# Tiered seating placement?



## rab-byte (Feb 1, 2011)

Working on a theater room and was wondering about optimal hight of a second row of seats. 

Bottom of screen is 3' off the ground first seating row will be about 9' back from screen. How high up would you estimate the second rows heads should be to be able to see the bottom of the screen?

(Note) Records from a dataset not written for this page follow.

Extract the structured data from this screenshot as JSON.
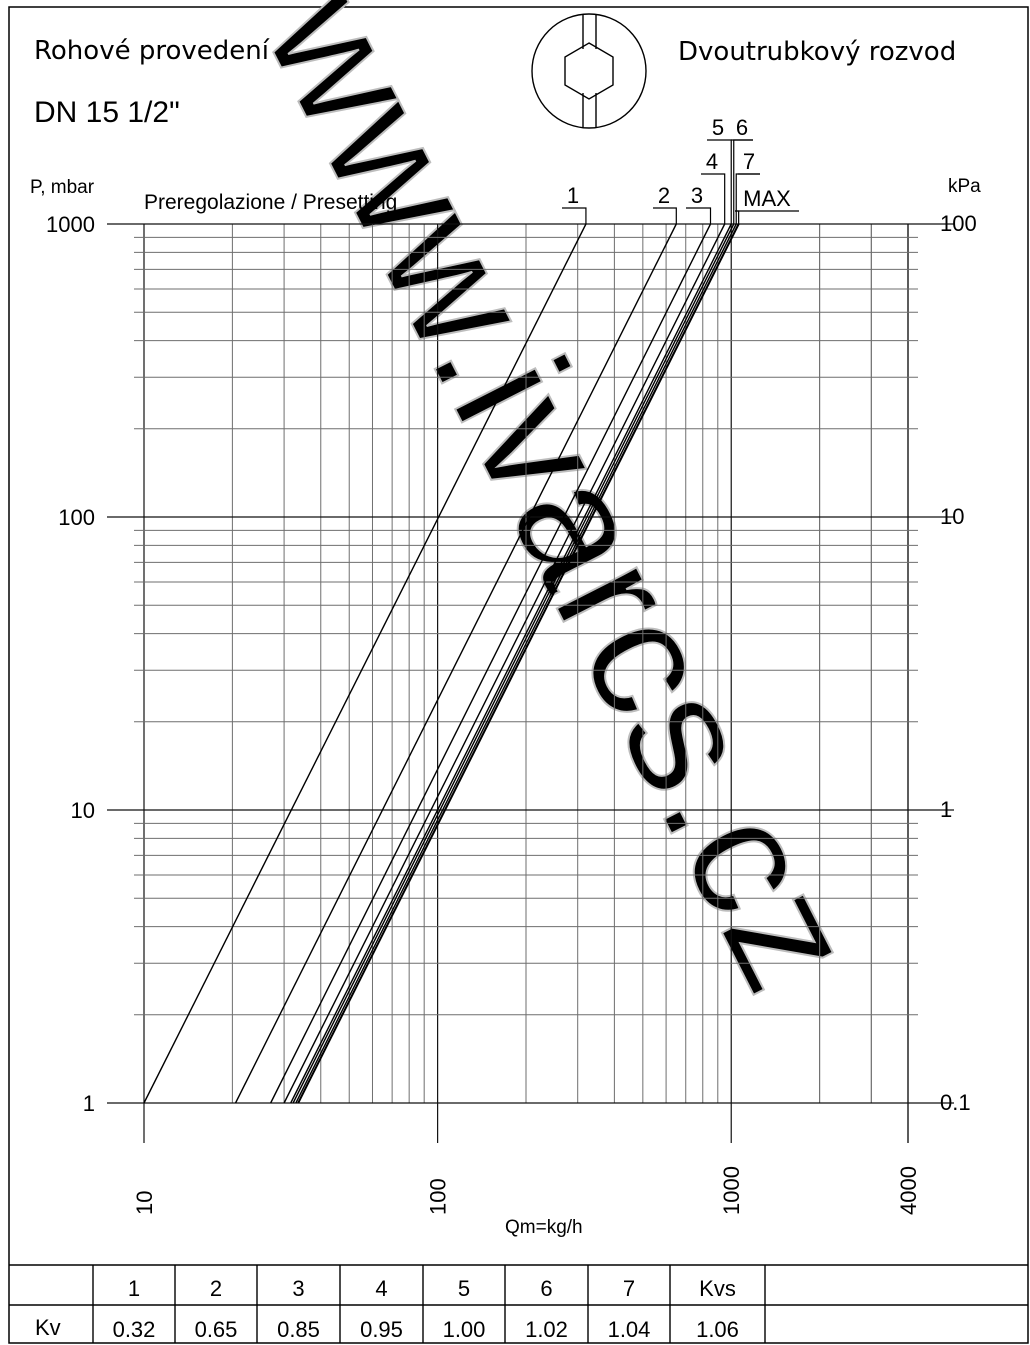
{
  "header": {
    "title_left": "Rohové provedení",
    "size_label": "DN 15 1/2\"",
    "title_right": "Dvoutrubkový rozvod"
  },
  "chart_data": {
    "type": "line",
    "title": "Preregolazione / Presetting",
    "xlabel": "Qm=kg/h",
    "ylabel": "P, mbar",
    "ylabel_right": "kPa",
    "x_scale": "log",
    "y_scale": "log",
    "xlim": [
      10,
      4000
    ],
    "ylim": [
      1,
      1000
    ],
    "grid": true,
    "x_ticks": [
      "10",
      "100",
      "1000",
      "4000"
    ],
    "y_ticks_left": [
      "1",
      "10",
      "100",
      "1000"
    ],
    "y_ticks_right": [
      "0.1",
      "1",
      "10",
      "100"
    ],
    "series": [
      {
        "name": "1",
        "kv": 0.32,
        "x": [
          10,
          320
        ],
        "y": [
          1,
          1000
        ]
      },
      {
        "name": "2",
        "kv": 0.65,
        "x": [
          20.5,
          650
        ],
        "y": [
          1,
          1000
        ]
      },
      {
        "name": "3",
        "kv": 0.85,
        "x": [
          27,
          850
        ],
        "y": [
          1,
          1000
        ]
      },
      {
        "name": "4",
        "kv": 0.95,
        "x": [
          30,
          950
        ],
        "y": [
          1,
          1000
        ]
      },
      {
        "name": "5",
        "kv": 1.0,
        "x": [
          31.6,
          1000
        ],
        "y": [
          1,
          1000
        ]
      },
      {
        "name": "6",
        "kv": 1.02,
        "x": [
          32.2,
          1020
        ],
        "y": [
          1,
          1000
        ]
      },
      {
        "name": "7",
        "kv": 1.04,
        "x": [
          32.9,
          1040
        ],
        "y": [
          1,
          1000
        ]
      },
      {
        "name": "MAX",
        "kv": 1.06,
        "x": [
          33.5,
          1060
        ],
        "y": [
          1,
          1000
        ]
      }
    ]
  },
  "table": {
    "headers": [
      "",
      "1",
      "2",
      "3",
      "4",
      "5",
      "6",
      "7",
      "Kvs"
    ],
    "row_label": "Kv",
    "values": [
      "0.32",
      "0.65",
      "0.85",
      "0.95",
      "1.00",
      "1.02",
      "1.04",
      "1.06"
    ]
  },
  "watermark": "www.ivarcs.cz"
}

Geometry is failing me right now?


----------



## phreak (Aug 16, 2010)

Need a little more info. At a bare minimum, need to know distance to 2nd row. Also, is the seating for both rows the same? Optimally, need height from floor to top of head of tallest person accomodated in the front row, and height from riser to eye level of shortest person to be accomodated in back row.


----------



## tonyvdb (Sep 5, 2007)

Dont forget that ceiling height plays a big part here if your standing up and your head hits the ceiling thats a big issue. I have a riser thats 14" and I can still stand up with my head just shy of the ceiling, I stand 6'4"


----------



## ALMFamily (Oct 19, 2011)

I am not sure if this will help or not, but I did come across this calculator some time ago. Hope it helps!


----------



## rab-byte (Feb 1, 2011)

Cool thanks. I think an 8" rise will be just fine. As we're talking about a 9:1 ratio between top of first head at bottom of screen (9'back 1'up) if the next head is an additional 3' back 8" should be good.


----------